Thanks, Vic. I never realized that they're not at all expensive.
Robert - I'm sure that you're right and that the drainage angles aren't sufficient, but our plumber was definitely the worst of all the trades that were constructing the house. In his defence, over this one item, the slope on which the house is situated means that there is probably only about 50 - 60cm of fall from the level of the house floor to the entrance to the public drain, some 50 m. away. That doesn't give a lot to play with, especially allowing for bends, intermediate regards & the like.
OTOH, we've never had a complete blockage, but have had strange gurglings and drainage behaviour in the very cold weather that have never occurred at any other time. Many would say that, given French plumbing generally, if we only get strange drain gurglings occasionally, we should consider ourselves fortunate.

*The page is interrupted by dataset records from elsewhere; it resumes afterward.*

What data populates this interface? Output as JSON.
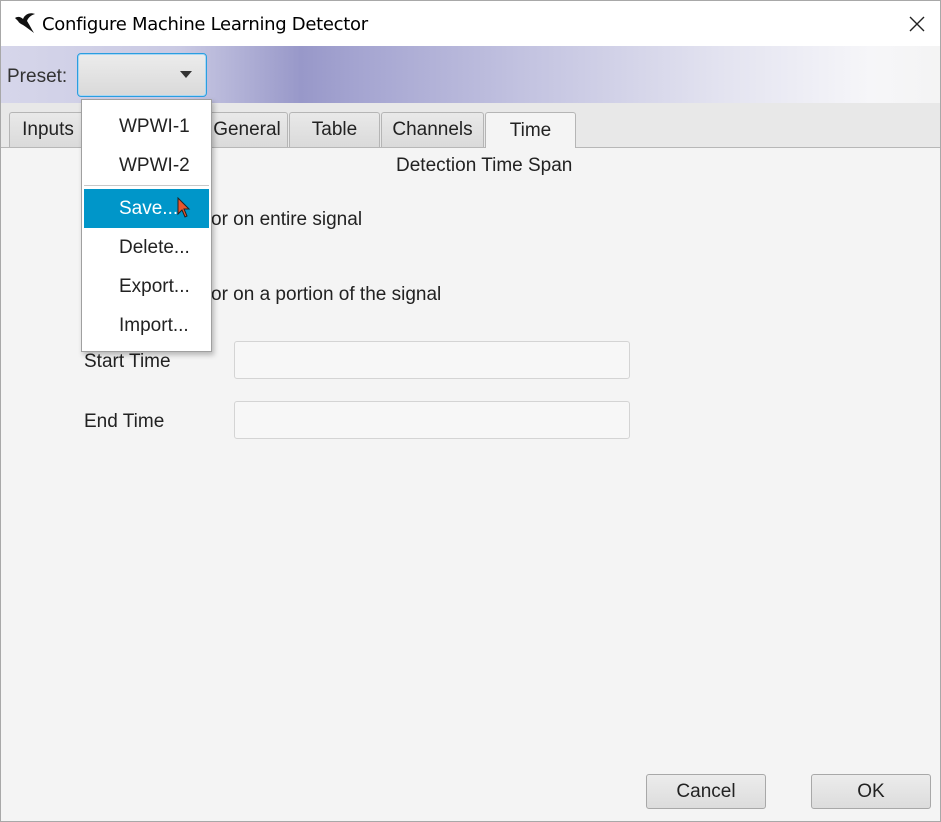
{
  "window": {
    "title": "Configure Machine Learning Detector"
  },
  "preset": {
    "label": "Preset:",
    "value": ""
  },
  "tabs": [
    {
      "label": "Inputs"
    },
    {
      "label": "General"
    },
    {
      "label": "Table"
    },
    {
      "label": "Channels"
    },
    {
      "label": "Time",
      "active": true
    }
  ],
  "time_panel": {
    "section_title": "Detection Time Span",
    "option_entire": "Run detector on entire signal",
    "option_entire_visible": "or on entire signal",
    "option_portion": "Run detector on a portion of the signal",
    "option_portion_visible": "or on a portion of the signal",
    "start_time_label": "Start Time",
    "start_time_value": "",
    "end_time_label": "End Time",
    "end_time_value": ""
  },
  "preset_menu": {
    "items": [
      {
        "label": "WPWI-1"
      },
      {
        "label": "WPWI-2"
      },
      {
        "label": "Save...",
        "selected": true
      },
      {
        "label": "Delete..."
      },
      {
        "label": "Export..."
      },
      {
        "label": "Import..."
      }
    ]
  },
  "buttons": {
    "cancel": "Cancel",
    "ok": "OK"
  },
  "colors": {
    "selection": "#0096c9",
    "focus_border": "#2a9ee0"
  },
  "icons": {
    "app": "bird-icon",
    "close": "close-icon",
    "dropdown": "chevron-down-icon",
    "cursor": "mouse-pointer-icon"
  }
}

As for putting pipes in loft spaces, the old water bye-laws effectively made this, and locating water-tanks up there, obligatory in the UK. I don't know the current UK situation, but I think that there has been some relaxation of the rules, but the great majority of properties were constructed under the old rules.
Peter. Buy yourself an infra red thermometer & measure the slab surface temperatures above & below. These will tell you what you need to know rather than guesswork.

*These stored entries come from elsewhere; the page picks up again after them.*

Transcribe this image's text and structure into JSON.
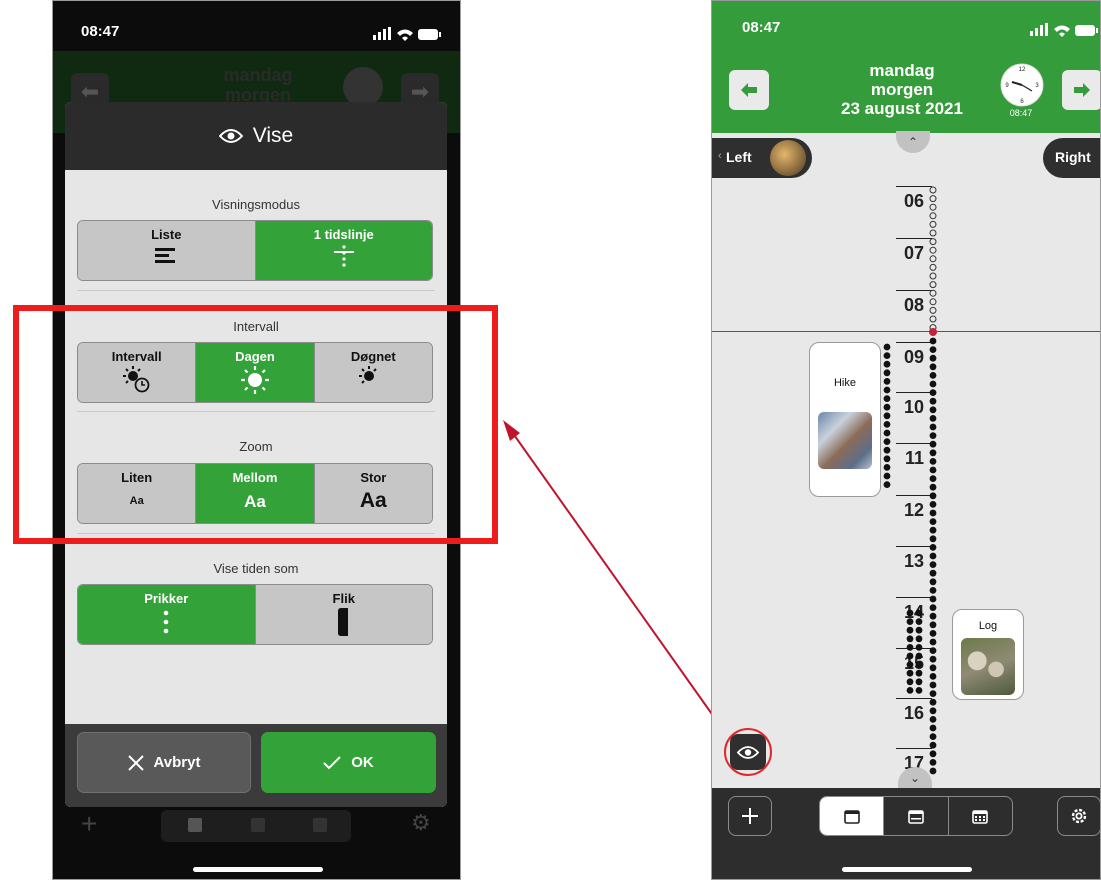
{
  "left_phone": {
    "status": {
      "time": "08:47"
    },
    "background": {
      "day": "mandag",
      "part": "morgen"
    },
    "dialog": {
      "title": "Vise",
      "sections": {
        "display_mode": {
          "title": "Visningsmodus",
          "options": [
            "Liste",
            "1 tidslinje"
          ],
          "selected": "1 tidslinje"
        },
        "interval": {
          "title": "Intervall",
          "options": [
            "Intervall",
            "Dagen",
            "Døgnet"
          ],
          "selected": "Dagen"
        },
        "zoom": {
          "title": "Zoom",
          "options": [
            "Liten",
            "Mellom",
            "Stor"
          ],
          "sample": "Aa",
          "selected": "Mellom"
        },
        "time_as": {
          "title": "Vise tiden som",
          "options": [
            "Prikker",
            "Flik"
          ],
          "selected": "Prikker"
        }
      },
      "buttons": {
        "cancel": "Avbryt",
        "ok": "OK"
      }
    }
  },
  "right_phone": {
    "status": {
      "time": "08:47"
    },
    "header": {
      "day": "mandag",
      "part": "morgen",
      "date": "23 august 2021",
      "clock_time": "08:47"
    },
    "users": {
      "left_label": "Left",
      "right_label": "Right"
    },
    "timeline": {
      "hours": [
        "06",
        "07",
        "08",
        "09",
        "10",
        "11",
        "12",
        "13",
        "14",
        "15",
        "16",
        "17"
      ],
      "current_time": "08:47"
    },
    "activities": [
      {
        "title": "Hike"
      },
      {
        "title": "Log"
      }
    ],
    "toolbar": {
      "icons": [
        "plus-icon",
        "calendar-day-icon",
        "calendar-week-icon",
        "calendar-month-icon",
        "gear-icon"
      ]
    }
  },
  "colors": {
    "green": "#33a339",
    "highlight_red": "#ee1c1c",
    "arrow_red": "#c0142c",
    "dialog_bg": "#e6e6e6"
  }
}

I would do both a good thick layer under concrete,then a special one particularly for underfloor heating under wires.
Not that I,m touting but I do have a box of underfloor heating insulation over if you are close and interested
I see where you are coming from Peter. But, if your drains are freezing up it sounds to me as if the drainage angles are insufficient and if I were you I'd be more concerned about that. You should have no water hanging around to freeze up. Any traps should be internal or at least get attable?
Personally, I would never put pipes in loft spaces in the first place and would certainly never insulate below them. Above them, yes, of course.

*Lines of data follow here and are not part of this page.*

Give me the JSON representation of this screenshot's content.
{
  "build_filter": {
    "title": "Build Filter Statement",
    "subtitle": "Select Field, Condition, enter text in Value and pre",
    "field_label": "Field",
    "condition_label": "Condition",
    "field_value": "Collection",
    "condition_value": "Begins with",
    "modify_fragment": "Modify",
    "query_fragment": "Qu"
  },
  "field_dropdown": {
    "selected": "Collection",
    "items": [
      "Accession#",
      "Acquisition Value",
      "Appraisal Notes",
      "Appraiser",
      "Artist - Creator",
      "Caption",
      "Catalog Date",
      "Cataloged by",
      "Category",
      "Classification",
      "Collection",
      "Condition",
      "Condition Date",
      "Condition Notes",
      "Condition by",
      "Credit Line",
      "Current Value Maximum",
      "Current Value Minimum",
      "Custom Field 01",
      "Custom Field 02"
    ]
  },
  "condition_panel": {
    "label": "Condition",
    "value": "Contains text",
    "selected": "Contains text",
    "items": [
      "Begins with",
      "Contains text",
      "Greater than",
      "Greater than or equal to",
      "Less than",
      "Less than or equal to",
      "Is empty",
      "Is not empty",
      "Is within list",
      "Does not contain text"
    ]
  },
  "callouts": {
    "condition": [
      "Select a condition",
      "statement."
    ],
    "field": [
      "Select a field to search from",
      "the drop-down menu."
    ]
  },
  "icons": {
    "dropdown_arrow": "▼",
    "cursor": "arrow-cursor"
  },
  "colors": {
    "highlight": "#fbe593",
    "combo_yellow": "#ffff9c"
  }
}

The gap is just high enough to crawl around, and it's ventilated, as is required. The base is just bare earth, and pretty damp, with the Jura escarpment about 2 km away, and apparently even capillary action bringing water up from Lake Geneva. The times when ice has been forming it's been below -10 for days on end, so you'd expect it to be pretty cold down there!
As for its being cold meaning that the heat isn't escaping that way, I'd rather it were even colder! It's like loft insulation. Fuel bills go down as we add more and more insulation in the loft, but the loft does get colder, and the pipes and tanks in UK lofts then also need insulating. If I had to insulate my drain pipes down there, it wouldn't be that big a deal, though it's not a nice place in which to operate.
The issue for the OP is that more heat is lost through floors than is generally realized, as there is the principle that heat rises, which is true, of course. However, heat also moves across any temperature gradient, so I'm suggesting that the sandwich insulation idea sounds helpful & that I wish our architect had suggested it. (He still lives in our lotissement and also has a similar system. He rather had the idea that the heat pump gave such cheap heat that it wasn't really necessary to invest too much money into 'excessive' insulation.)
Peter, if you getting ice down there then that means the insulation you already have is working very well in my opinion. How big is the gap, just out of interest? And is it ventilated?
Yeah but surely if it's cold below it means there is little or no heat transfer from the heat emitting slab to below. Isn't that what you want or have I missed something?